This is an automated email from the ASF dual-hosted git repository.
liurenjie1024 pushed a commit to branch main
in repository https://gitbox.apache.org/repos/asf/iceberg-rust.git
The following commit(s) were added to refs/heads/main by this push:
new 58bdb9fd9 fix: restore no-op logic in constants_map for NULL
identity-partitioned columns (#1922)
58bdb9fd9 is described below
commit 58bdb9fd94c9c5d847abffbdcb36e2273bb8bf14
Author: Matt Butrovich <[email protected]>
AuthorDate: Thu Dec 11 05:30:07 2025 -0500
fix: restore no-op logic in constants_map for NULL identity-partitioned
columns (#1922)
## Which issue does this PR close?
See
https://github.com/apache/iceberg-rust/pull/1824#discussion_r2584486989
and
https://github.com/apache/iceberg-rust/issues/1914#issuecomment-3634315005
## What changes are included in this PR?
This restores the behavior in `record_batch_transformer.rs`'s
`constants_map` function to pre-#1824 behavior where `NULL`s are not
inserted into the constants map, and instead are just skipped. This
allows the column projection rules for missing partition values to
default to `NULL`.
## Are these changes tested?
New test, and running the entire Iceberg Java suite via DataFusion Comet
in https://github.com/apache/datafusion-comet/pull/2729.
---
.../iceberg/src/arrow/record_batch_transformer.rs | 81 +++++++++++++++++++---
1 file changed, 73 insertions(+), 8 deletions(-)

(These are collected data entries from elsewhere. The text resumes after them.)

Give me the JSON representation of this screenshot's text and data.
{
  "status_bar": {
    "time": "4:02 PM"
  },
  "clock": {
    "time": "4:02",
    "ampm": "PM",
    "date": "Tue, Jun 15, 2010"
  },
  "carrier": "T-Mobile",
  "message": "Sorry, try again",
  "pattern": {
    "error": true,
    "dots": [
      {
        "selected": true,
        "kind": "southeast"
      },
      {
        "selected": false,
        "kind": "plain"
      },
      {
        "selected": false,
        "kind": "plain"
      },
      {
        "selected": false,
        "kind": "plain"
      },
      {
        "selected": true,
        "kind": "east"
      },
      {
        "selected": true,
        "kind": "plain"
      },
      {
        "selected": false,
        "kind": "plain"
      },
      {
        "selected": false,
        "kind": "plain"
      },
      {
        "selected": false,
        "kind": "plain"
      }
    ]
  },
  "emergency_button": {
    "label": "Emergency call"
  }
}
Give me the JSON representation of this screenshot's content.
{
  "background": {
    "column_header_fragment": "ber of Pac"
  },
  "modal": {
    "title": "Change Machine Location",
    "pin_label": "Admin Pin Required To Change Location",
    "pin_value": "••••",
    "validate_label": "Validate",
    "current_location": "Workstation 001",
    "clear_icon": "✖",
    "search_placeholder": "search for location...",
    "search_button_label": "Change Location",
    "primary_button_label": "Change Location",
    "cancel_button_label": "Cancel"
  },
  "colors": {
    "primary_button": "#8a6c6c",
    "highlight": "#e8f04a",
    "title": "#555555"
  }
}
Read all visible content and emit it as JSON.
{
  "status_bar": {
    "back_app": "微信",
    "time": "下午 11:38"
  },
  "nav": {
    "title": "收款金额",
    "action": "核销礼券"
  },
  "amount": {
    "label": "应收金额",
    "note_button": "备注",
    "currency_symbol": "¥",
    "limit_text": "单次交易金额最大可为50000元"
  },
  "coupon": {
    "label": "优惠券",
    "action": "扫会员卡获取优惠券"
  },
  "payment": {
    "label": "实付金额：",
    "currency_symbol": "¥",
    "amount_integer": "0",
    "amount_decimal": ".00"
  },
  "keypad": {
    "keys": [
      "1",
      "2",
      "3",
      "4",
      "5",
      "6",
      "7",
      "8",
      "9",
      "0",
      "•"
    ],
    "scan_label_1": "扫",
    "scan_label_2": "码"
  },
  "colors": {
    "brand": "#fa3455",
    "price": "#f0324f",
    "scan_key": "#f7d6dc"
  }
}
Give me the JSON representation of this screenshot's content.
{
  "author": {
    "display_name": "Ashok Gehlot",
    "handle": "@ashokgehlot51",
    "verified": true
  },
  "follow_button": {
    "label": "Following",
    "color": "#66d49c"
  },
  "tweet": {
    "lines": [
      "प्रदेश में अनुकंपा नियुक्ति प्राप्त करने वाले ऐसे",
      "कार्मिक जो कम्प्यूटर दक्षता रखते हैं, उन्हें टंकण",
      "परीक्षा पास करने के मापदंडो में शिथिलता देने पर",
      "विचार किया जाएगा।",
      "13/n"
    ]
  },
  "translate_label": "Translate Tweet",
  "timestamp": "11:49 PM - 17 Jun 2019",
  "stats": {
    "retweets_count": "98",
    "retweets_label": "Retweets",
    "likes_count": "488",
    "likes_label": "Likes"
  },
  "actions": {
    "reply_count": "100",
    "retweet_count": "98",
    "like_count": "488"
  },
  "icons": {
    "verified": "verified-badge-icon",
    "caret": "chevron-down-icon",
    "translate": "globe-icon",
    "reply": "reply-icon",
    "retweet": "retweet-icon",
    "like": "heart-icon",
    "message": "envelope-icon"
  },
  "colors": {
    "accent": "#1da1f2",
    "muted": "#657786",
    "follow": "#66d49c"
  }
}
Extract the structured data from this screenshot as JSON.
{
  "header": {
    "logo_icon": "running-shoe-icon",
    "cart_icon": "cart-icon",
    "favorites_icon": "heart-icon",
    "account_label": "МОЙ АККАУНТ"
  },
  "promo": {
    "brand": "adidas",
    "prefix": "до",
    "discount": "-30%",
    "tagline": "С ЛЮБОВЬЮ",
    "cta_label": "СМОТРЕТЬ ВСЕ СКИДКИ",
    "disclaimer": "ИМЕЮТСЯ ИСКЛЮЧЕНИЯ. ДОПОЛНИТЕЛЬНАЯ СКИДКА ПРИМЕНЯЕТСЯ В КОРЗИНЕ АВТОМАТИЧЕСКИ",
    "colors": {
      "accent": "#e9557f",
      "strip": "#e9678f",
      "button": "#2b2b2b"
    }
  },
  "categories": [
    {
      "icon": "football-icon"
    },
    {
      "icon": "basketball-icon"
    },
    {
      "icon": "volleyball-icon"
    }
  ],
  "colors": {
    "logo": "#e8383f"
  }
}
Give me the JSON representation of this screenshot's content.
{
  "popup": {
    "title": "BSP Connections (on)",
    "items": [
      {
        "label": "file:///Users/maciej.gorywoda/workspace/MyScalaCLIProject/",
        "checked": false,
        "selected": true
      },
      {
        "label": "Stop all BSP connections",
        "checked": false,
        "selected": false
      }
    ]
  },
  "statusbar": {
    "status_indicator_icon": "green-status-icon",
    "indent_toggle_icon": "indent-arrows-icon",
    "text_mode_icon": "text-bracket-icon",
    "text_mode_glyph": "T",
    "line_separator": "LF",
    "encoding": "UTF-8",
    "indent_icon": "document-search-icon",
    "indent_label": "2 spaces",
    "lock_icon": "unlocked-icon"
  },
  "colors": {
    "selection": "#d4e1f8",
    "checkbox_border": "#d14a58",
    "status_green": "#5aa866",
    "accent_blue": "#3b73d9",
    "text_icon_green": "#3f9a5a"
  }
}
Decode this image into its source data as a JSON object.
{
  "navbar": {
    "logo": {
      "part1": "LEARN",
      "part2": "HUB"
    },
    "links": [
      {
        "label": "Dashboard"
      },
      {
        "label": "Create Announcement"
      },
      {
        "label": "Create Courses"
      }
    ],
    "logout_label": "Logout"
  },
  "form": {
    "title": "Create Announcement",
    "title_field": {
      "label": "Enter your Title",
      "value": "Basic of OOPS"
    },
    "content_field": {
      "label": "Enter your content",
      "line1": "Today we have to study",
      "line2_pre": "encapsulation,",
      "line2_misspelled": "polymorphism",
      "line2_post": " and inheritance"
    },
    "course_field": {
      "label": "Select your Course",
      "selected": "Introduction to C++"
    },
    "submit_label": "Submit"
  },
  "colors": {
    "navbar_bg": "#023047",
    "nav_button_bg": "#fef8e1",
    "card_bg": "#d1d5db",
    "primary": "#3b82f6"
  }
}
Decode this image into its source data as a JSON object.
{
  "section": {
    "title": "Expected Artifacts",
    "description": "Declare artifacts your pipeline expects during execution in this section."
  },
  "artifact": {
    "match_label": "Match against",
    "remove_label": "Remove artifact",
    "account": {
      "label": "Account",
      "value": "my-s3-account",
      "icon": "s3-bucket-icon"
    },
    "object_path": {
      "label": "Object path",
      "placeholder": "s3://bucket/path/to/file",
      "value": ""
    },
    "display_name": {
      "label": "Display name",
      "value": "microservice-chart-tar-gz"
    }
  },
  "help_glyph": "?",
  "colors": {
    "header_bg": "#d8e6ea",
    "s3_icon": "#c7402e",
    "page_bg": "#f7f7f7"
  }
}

diff --git a/crates/iceberg/src/arrow/record_batch_transformer.rs
b/crates/iceberg/src/arrow/record_batch_transformer.rs
index c4782464c..439358435 100644
--- a/crates/iceberg/src/arrow/record_batch_transformer.rs
+++ b/crates/iceberg/src/arrow/record_batch_transformer.rs
@@ -83,14 +83,10 @@ fn constants_map(
// Handle both None (null) and Some(Literal::Primitive) cases
match &partition_data[pos] {
None => {
- // TODO
(https://github.com/apache/iceberg-rust/issues/1914): Add support for null
datum values.
- return Err(Error::new(
- ErrorKind::Unexpected,
- format!(
- "Partition field {} has null value for identity
transform",
- field.source_id
- ),
- ));
+ // Skip null partition values - they will be resolved as
null per Iceberg spec rule #4.
+ // When a partition value is null, we don't add it to the
constants map,
+ // allowing downstream column resolution to handle it
correctly.
+ continue;
}
Some(Literal::Primitive(value)) => {
// Create a Datum from the primitive type and value
@@ -1610,4 +1606,73 @@ mod test {
assert_eq!(get_string_value(result.column(4).as_ref(), 0), "");
assert_eq!(get_string_value(result.column(4).as_ref(), 1), "");
}
+
+ /// Test handling of null values in identity-partitioned columns.
+ ///
+ /// Reproduces TestPartitionValues.testNullPartitionValue() from
iceberg-java, which
+ /// writes records where the partition column has null values. Before the
fix in #1922,
+ /// this would error with "Partition field X has null value for identity
transform".
+ #[test]
+ fn null_identity_partition_value() {
+ use crate::spec::{Struct, Transform};
+
+ let schema = Arc::new(
+ Schema::builder()
+ .with_schema_id(0)
+ .with_fields(vec![
+ NestedField::optional(1, "id",
Type::Primitive(PrimitiveType::Int)).into(),
+ NestedField::optional(2, "data",
Type::Primitive(PrimitiveType::String)).into(),
+ ])
+ .build()
+ .unwrap(),
+ );
+
+ let partition_spec = Arc::new(
+ crate::spec::PartitionSpec::builder(schema.clone())
+ .with_spec_id(0)
+ .add_partition_field("data", "data", Transform::Identity)
+ .unwrap()
+ .build()
+ .unwrap(),
+ );
+
+ // Partition has null value for the data column
+ let partition_data = Struct::from_iter(vec![None]);
+
+ let file_schema = Arc::new(ArrowSchema::new(vec![simple_field(
+ "id",
+ DataType::Int32,
+ true,
+ "1",
+ )]));
+
+ let projected_field_ids = [1, 2];
+
+ let mut transformer = RecordBatchTransformerBuilder::new(schema,
&projected_field_ids)
+ .with_partition(partition_spec, partition_data)
+ .expect("Should handle null partition values")
+ .build();
+
+ let file_batch =
+ RecordBatch::try_new(file_schema,
vec![Arc::new(Int32Array::from(vec![1, 2, 3]))])
+ .unwrap();
+
+ let result = transformer.process_record_batch(file_batch).unwrap();
+
+ assert_eq!(result.num_columns(), 2);
+ assert_eq!(result.num_rows(), 3);
+
+ let id_col = result
+ .column(0)
+ .as_any()
+ .downcast_ref::<Int32Array>()
+ .unwrap();
+ assert_eq!(id_col.values(), &[1, 2, 3]);
+
+ // Partition column with null value should produce nulls
+ let data_col = result.column(1);
+ assert!(data_col.is_null(0));
+ assert!(data_col.is_null(1));
+ assert!(data_col.is_null(2));
+ }
}